School Leaders Call for Charter Reform During PSBA Advocacy Week
Harrisburg, Pa., Oct. 4, 2023 – Today, school board directors, superintendents and administrators convened at the Capitol to urge the General Assembly to make updates to Pennsylvania’s 21-year-old cyber charter school law as part of the Pennsylvania School Boards Association’s (PSBA) Advocacy Week.
During a midday press conference, PSBA CEO Nathan Mains stated, “School districts appreciate the General Assembly’s prioritization of public education in recent years. However, budget pressure from mandated costs such as charter school tuition payments prevent those state investments from reaching district classrooms and providing relief for local taxpayers.”
In the last four annual PSBA State of Education reports, mandatory charter school tuition payments, which total nearly $2.7 billion, have been the biggest source of budget pressure for school districts. Locally elected school directors have rallied for relief, with more than 93% of school boards across the commonwealth passing resolutions calling for charter school reform.
Without this much needed reform, school communities will continue to struggle to find the local resources needed to pay for increases in charter tuition costs and to make investments in their own educational programs and school infrastructure. This often means school leaders “are faced with increasing property taxes or making cuts to programs and services intended for the very students they are charged to educate just to balance their budgets,” Mains continued.
Mains cited House Bill 1422 as a “a unique opportunity to provide additional resources for school districts without increasing spending in the state budget.”
HB 1422, which was passed by the Pennsylvania House of Representatives with a bipartisan vote of 122 to 81, would provide much needed reform to our state’s antiquated charter school law as it relates to cyber charter schools. HB 1422 would create a statewide tuition rate for cyber charter schools, impose basic accountability and transparency requirements on cyber charter school operators, and make many other updates to the 21+ year old law on cyber charter schools.
Mains remarks were followed by school leaders and legislators who spoke about how charter school reform would impact their schools and taxpayers.
Rob Gleason, resident for the Keystone Center for Charter Change and current President of the Westmont Hilltop School District board of directors, closed the press conference by emphasizing that charter reform is a bipartisan issue.
“We owe it to our children and to the taxpayers to make sure that we are doing everything possible so that students are getting the best education and that we are being good stewards of taxpayer dollars.
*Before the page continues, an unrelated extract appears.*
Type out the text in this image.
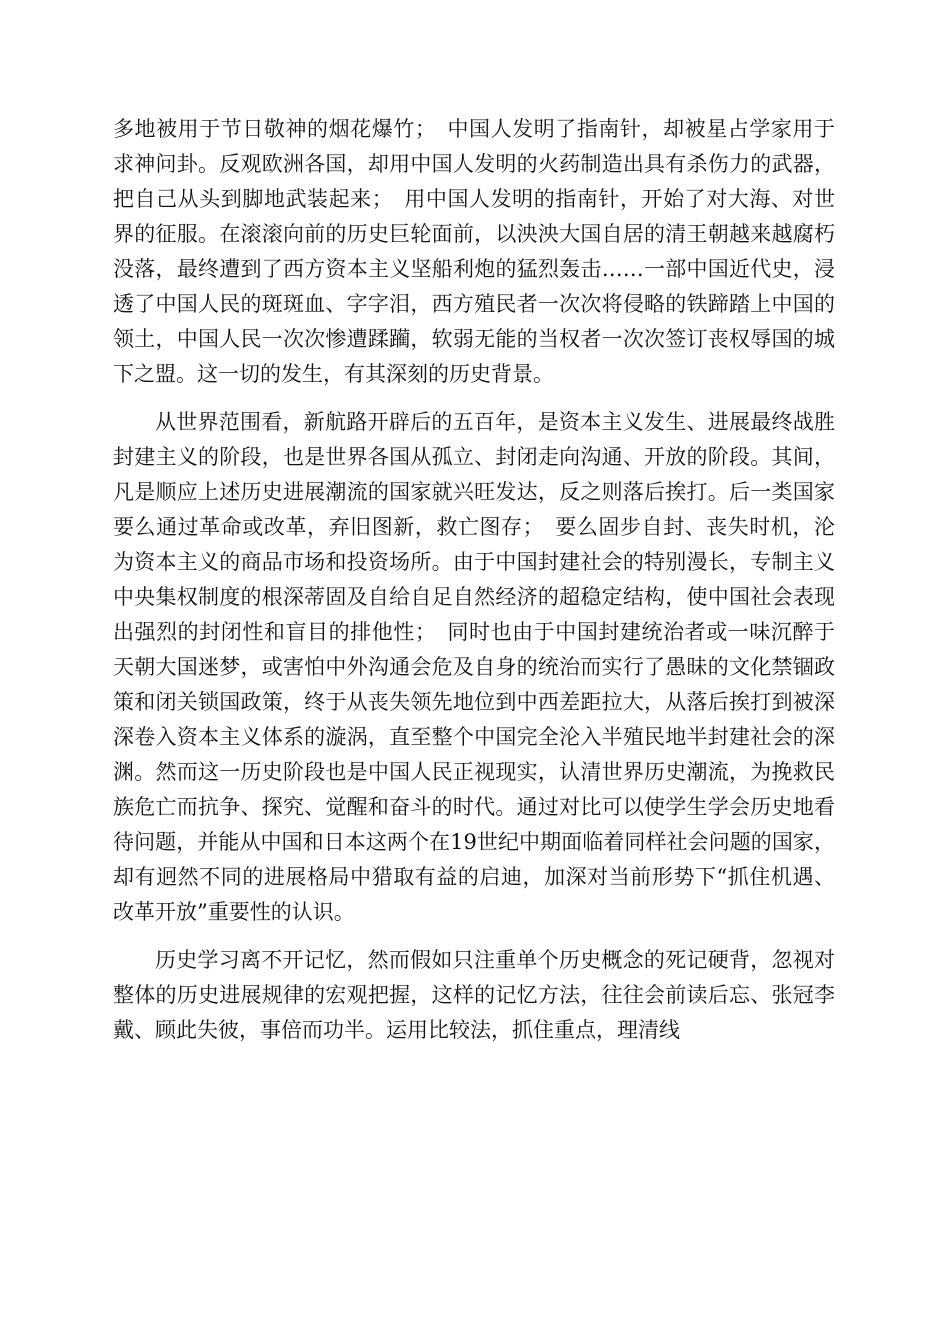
多地被用于节日敬神的烟花爆竹；　中国人发明了指南针，却被星占学家用于求神问卦。反观欧洲各国，却用中国人发明的火药制造出具有杀伤力的武器，把自己从头到脚地武装起来；　用中国人发明的指南针，开始了对大海、对世界的征服。在滚滚向前的历史巨轮面前，以泱泱大国自居的清王朝越来越腐朽没落，最终遭到了西方资本主义坚船利炮的猛烈轰击……一部中国近代史，浸透了中国人民的斑斑血、字字泪，西方殖民者一次次将侵略的铁蹄踏上中国的领土，中国人民一次次惨遭蹂躏，软弱无能的当权者一次次签订丧权辱国的城下之盟。这一切的发生，有其深刻的历史背景。

从世界范围看，新航路开辟后的五百年，是资本主义发生、进展最终战胜封建主义的阶段，也是世界各国从孤立、封闭走向沟通、开放的阶段。其间，凡是顺应上述历史进展潮流的国家就兴旺发达，反之则落后挨打。后一类国家要么通过革命或改革，弃旧图新，救亡图存；　要么固步自封、丧失时机，沦为资本主义的商品市场和投资场所。由于中国封建社会的特别漫长，专制主义中央集权制度的根深蒂固及自给自足自然经济的超稳定结构，使中国社会表现出强烈的封闭性和盲目的排他性；　同时也由于中国封建统治者或一味沉醉于天朝大国迷梦，或害怕中外沟通会危及自身的统治而实行了愚昧的文化禁锢政策和闭关锁国政策，终于从丧失领先地位到中西差距拉大，从落后挨打到被深深卷入资本主义体系的漩涡，直至整个中国完全沦入半殖民地半封建社会的深渊。然而这一历史阶段也是中国人民正视现实，认清世界历史潮流，为挽救民族危亡而抗争、探究、觉醒和奋斗的时代。通过对比可以使学生学会历史地看待问题，并能从中国和日本这两个在19世纪中期面临着同样社会问题的国家，却有迥然不同的进展格局中猎取有益的启迪，加深对当前形势下“抓住机遇、改革开放”重要性的认识。

历史学习离不开记忆，然而假如只注重单个历史概念的死记硬背，忽视对整体的历史进展规律的宏观把握，这样的记忆方法，往往会前读后忘、张冠李戴、顾此失彼，事倍而功半。运用比较法，抓住重点，理清线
We know that charter schools are part of that solution. However, the current charter school law produces shortfalls in each of those areas,” Gleason stated.
Gleason highlighted that every cyber charter school in operation has been identified as being in need of improvement, and that proficiency on state assessments and graduations rates at charter schools have, on average, been substantially lower than those of traditional local public schools.
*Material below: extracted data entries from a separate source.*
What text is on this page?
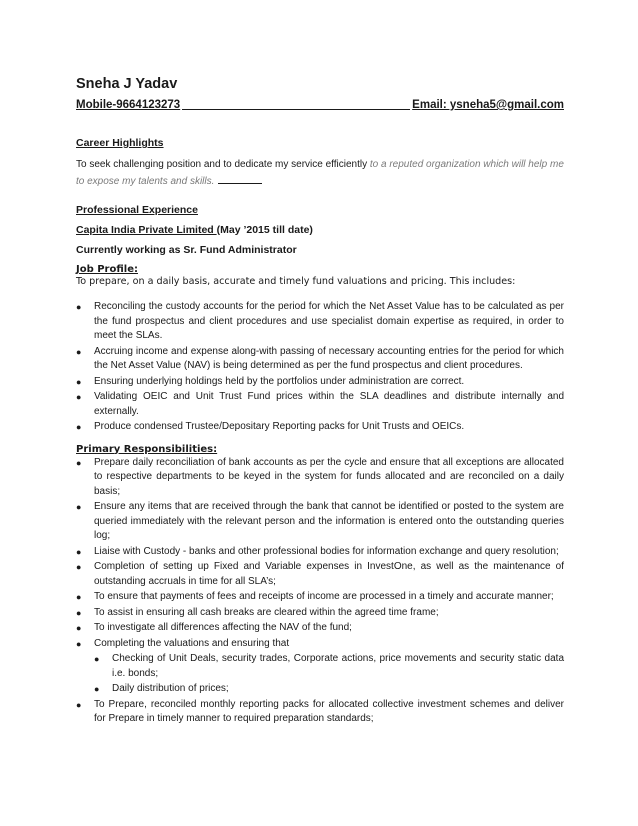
Sneha J Yadav

Mobile-9664123273	Email: ysneha5@gmail.com

Career Highlights

To seek challenging position and to dedicate my service efficiently to a reputed organization which will help me to expose my talents and skills.

Professional Experience

Capita India Private Limited (May ’2015 till date)

Currently working as Sr. Fund Administrator

Job Profile:

To prepare, on a daily basis, accurate and timely fund valuations and pricing. This includes:

● Reconciling the custody accounts for the period for which the Net Asset Value has to be calculated as per the fund prospectus and client procedures and use specialist domain expertise as required, in order to meet the SLAs.
● Accruing income and expense along-with passing of necessary accounting entries for the period for which the Net Asset Value (NAV) is being determined as per the fund prospectus and client procedures.
● Ensuring underlying holdings held by the portfolios under administration are correct.
● Validating OEIC and Unit Trust Fund prices within the SLA deadlines and distribute internally and externally.
● Produce condensed Trustee/Depositary Reporting packs for Unit Trusts and OEICs.

Primary Responsibilities:

● Prepare daily reconciliation of bank accounts as per the cycle and ensure that all exceptions are allocated to respective departments to be keyed in the system for funds allocated and are reconciled on a daily basis;
● Ensure any items that are received through the bank that cannot be identified or posted to the system are queried immediately with the relevant person and the information is entered onto the outstanding queries log;
● Liaise with Custody - banks and other professional bodies for information exchange and query resolution;
● Completion of setting up Fixed and Variable expenses in InvestOne, as well as the maintenance of outstanding accruals in time for all SLA’s;
● To ensure that payments of fees and receipts of income are processed in a timely and accurate manner;
● To assist in ensuring all cash breaks are cleared within the agreed time frame;
● To investigate all differences affecting the NAV of the fund;
● Completing the valuations and ensuring that
● Checking of Unit Deals, security trades, Corporate actions, price movements and security static data i.e. bonds;
● Daily distribution of prices;
● To Prepare, reconciled monthly reporting packs for allocated collective investment schemes and deliver for Prepare in timely manner to required preparation standards;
He also called attention to the fact that the boards that operate charter schools are not elected and are not required to include any representation from the community which they serve. Charter schools also lack the transparency to taxpayers that public schools are required to maintain. Charter schools can contract with for-profit companies to run virtually all operations of the school. Once a charter school enters into one of these contracts, the public loses the ability to see how their money is being spent.
Gleason closed his remarks by encouraging Republicans, like the 20 who voted in favor of HB 1422, to “support reforms that ensure public education funds are spent efficiently and appropriately; that charter schools are as accountable and transparent as other public schools; and preserve and strengthen educational choice by bolstering the law to ensure only quality charter school options are available to students and families.”
PSBA urges the Senate to take action this fall to pass cyber charter reform to provide relief for Pennsylvania’s 500 public schools districts.